JOURNAL:JAMA. Article Link

Effect of Medication Co-payment Vouchers on P2Y12 Inhibitor Use and Major Adverse Cardiovascular Events Among Patients With Myocardial Infarction: The ARTEMIS Randomized Clinical Trial

Wang TY, Kaltenbach LA, Cannon CP et al. Keywords: P2Y12 inhibitor; myocardial infarction; MACE

ABSTRACT


IMPORTANCE - Despite guideline recommendations, many patients discontinue P2Y12 inhibitor therapy earlier than the recommended 1 year after myocardial infarction (MI), and higher-potency P2Y12 inhibitors are underutilized. Cost is frequently cited as an explanation for both of these observations.


OBJECTIVE - To determine whether removing co-payment barriers increases P2Y12 inhibitor persistence and lowers risk of major adverse cardiovascular events (MACE).


DESIGN, SETTING, and PARTICIPANTS - Cluster randomized clinical trial among 301 hospitals enrolling adult patients with acute MI (June 5, 2015, through September 30, 2016); patients were followed up for 1 year after discharge (final date of follow-up was October 23, 2017), with blinded adjudication of MACE; choice of P2Y12 inhibitor was per clinician discretion.


INTERVENTIONS - Hospitals randomized to the intervention (n = 131 [6436 patients]) provided patients with co-payment vouchers for clopidogrel or ticagrelor for 1 year (median voucher value for a 30-day supply, $137 [25th-75th percentile, $20-$339]).

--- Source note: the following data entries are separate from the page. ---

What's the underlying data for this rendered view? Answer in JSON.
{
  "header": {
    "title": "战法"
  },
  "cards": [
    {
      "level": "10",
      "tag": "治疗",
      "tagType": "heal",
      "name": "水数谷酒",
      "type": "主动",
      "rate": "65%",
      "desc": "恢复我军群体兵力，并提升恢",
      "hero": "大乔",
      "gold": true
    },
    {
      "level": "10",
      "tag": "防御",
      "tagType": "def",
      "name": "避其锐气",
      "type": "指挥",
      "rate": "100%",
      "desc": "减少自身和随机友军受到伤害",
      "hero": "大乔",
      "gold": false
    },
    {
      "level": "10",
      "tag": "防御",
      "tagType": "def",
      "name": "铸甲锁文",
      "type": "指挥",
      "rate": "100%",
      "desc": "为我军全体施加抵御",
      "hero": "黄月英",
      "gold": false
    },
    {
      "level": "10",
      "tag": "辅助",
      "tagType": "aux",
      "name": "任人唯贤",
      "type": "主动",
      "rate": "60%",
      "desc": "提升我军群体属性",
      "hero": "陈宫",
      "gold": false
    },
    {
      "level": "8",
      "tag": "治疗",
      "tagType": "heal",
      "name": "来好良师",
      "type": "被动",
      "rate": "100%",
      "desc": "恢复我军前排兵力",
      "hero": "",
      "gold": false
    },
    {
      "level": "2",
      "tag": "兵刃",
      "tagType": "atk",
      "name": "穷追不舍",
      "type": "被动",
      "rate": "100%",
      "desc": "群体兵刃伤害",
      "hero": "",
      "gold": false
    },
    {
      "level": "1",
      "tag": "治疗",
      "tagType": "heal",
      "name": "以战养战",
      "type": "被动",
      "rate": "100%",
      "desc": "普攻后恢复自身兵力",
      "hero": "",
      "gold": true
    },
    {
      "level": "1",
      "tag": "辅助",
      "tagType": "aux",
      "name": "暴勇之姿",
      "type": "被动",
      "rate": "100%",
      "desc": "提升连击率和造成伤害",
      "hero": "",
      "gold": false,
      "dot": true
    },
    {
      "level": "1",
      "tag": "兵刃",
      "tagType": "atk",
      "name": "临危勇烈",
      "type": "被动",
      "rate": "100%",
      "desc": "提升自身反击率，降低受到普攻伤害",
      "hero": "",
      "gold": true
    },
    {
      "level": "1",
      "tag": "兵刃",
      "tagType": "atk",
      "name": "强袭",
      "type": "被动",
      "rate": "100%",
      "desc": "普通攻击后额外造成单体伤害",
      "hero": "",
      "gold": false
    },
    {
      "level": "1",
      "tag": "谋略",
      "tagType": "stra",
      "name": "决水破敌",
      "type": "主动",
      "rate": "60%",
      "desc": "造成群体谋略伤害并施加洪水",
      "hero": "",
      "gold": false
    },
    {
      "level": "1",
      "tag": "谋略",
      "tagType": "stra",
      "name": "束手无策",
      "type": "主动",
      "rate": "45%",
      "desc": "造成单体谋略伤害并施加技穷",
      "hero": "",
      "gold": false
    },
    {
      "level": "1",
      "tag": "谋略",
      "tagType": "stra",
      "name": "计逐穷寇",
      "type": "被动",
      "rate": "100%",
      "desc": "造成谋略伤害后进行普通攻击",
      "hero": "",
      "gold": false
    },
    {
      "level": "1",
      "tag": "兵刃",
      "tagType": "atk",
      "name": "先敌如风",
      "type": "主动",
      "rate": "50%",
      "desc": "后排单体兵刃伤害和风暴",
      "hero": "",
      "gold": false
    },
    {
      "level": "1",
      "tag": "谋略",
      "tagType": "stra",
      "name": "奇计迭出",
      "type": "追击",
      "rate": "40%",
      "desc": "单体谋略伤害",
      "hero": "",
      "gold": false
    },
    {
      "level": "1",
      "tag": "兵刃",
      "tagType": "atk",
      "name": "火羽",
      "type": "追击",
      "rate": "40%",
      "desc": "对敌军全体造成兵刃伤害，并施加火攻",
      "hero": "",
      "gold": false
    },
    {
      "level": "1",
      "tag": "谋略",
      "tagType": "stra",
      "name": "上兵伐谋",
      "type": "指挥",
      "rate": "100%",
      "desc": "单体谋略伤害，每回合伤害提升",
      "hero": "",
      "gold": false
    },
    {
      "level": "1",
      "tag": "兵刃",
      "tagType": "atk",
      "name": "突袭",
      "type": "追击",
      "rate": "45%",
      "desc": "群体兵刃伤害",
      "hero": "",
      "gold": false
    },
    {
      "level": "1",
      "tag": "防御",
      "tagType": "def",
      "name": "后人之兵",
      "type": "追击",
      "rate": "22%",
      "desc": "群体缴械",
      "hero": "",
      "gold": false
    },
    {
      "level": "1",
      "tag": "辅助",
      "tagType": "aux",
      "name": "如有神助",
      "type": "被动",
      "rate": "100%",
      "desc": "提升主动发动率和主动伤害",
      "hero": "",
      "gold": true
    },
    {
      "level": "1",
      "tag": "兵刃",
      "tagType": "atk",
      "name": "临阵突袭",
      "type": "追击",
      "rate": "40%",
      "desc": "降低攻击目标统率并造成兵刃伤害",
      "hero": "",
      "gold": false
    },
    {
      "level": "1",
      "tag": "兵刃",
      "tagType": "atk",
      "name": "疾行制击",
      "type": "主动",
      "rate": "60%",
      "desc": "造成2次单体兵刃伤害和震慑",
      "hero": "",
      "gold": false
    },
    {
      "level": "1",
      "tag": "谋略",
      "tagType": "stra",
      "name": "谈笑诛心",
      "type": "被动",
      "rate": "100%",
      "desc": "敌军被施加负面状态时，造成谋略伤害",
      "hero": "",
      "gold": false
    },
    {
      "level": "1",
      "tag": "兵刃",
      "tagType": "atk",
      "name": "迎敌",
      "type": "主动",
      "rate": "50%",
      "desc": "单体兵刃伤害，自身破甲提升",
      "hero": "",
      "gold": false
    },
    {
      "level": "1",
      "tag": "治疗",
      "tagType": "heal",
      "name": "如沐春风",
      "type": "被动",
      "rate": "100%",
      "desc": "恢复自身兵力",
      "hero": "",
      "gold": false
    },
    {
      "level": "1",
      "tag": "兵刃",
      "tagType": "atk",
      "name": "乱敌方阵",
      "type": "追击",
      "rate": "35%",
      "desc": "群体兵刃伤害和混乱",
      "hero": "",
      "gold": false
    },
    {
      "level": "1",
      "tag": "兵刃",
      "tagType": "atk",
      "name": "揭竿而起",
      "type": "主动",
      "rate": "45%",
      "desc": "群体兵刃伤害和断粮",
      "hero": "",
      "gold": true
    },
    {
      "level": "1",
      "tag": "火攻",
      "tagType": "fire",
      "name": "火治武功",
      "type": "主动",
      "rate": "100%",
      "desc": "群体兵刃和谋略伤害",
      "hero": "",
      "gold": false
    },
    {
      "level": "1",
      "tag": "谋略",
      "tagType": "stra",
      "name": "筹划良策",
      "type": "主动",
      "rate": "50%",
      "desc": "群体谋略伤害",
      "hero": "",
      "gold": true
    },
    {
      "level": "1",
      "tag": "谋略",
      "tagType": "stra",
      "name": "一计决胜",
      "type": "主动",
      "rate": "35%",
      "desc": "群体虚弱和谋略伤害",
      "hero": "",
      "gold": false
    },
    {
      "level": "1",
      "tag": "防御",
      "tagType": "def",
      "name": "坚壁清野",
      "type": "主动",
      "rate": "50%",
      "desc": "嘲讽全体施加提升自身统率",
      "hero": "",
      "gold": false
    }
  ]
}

Hospitals randomized to usual care (n = 156 [4565 patients]) did not provide study vouchers.


MAIN OUTCOMES and MEASURES - Independent coprimary outcomes were patient-reported persistence with P2Y12 inhibitor (defined as continued treatment without gap in use 30 days) and MACE (death, recurrent MI, or stroke) at 1 year among patients discharged with a prescription for clopidogrel or ticagrelor.


RESULTS - Among 11 001 enrolled patients (median age, 62 years; 3459 [31%] women), 10 102 patients were discharged with prescriptions for clopidogrel or ticagrelor (clopidogrel prescribed to 2317 [36.0%] in the intervention group and 2497 [54.7%] in the usual care group), 4393 of 6135 patients (72%) in the intervention group used the voucher, and follow-up data at 1 year were available for 10 802 patients (98.2%). Patient-reported persistence with P2Y12 inhibitors at 1 year was higher in the intervention group than in the control group (unadjusted rates, 5340/6135 [87.0%] vs 3324/3967 [83.8%], respectively; P < .001; adjusted difference, 2.3% [95% CI, 0.4% to 4.1%]; adjusted odds ratio, 1.19 [95% CI, 1.02 to 1.40]). There was no significant difference in MACE at 1 year between intervention and usual care groups (unadjusted cumulative incidence, 10.2% vs 10.6%; P = .65; adjusted difference, 0.66% [95% CI, -0.73% to 2.06%]; adjusted hazard ratio, 1.07 [95% CI, 0.93 to 1.25]).


CONCLUSION and RELEVANCE - Among patients with MI, provision of vouchers to offset medication co-payments for P2Y12 inhibitors, compared with no vouchers, resulted in a 3.3% absolute increase in patient-reported persistence with P2Y12 inhibitors and no significant reduction in 1-year MACE outcomes.


TRIAL REGISTRATION - ClinicalTrials.gov Identifier: NCT02406677.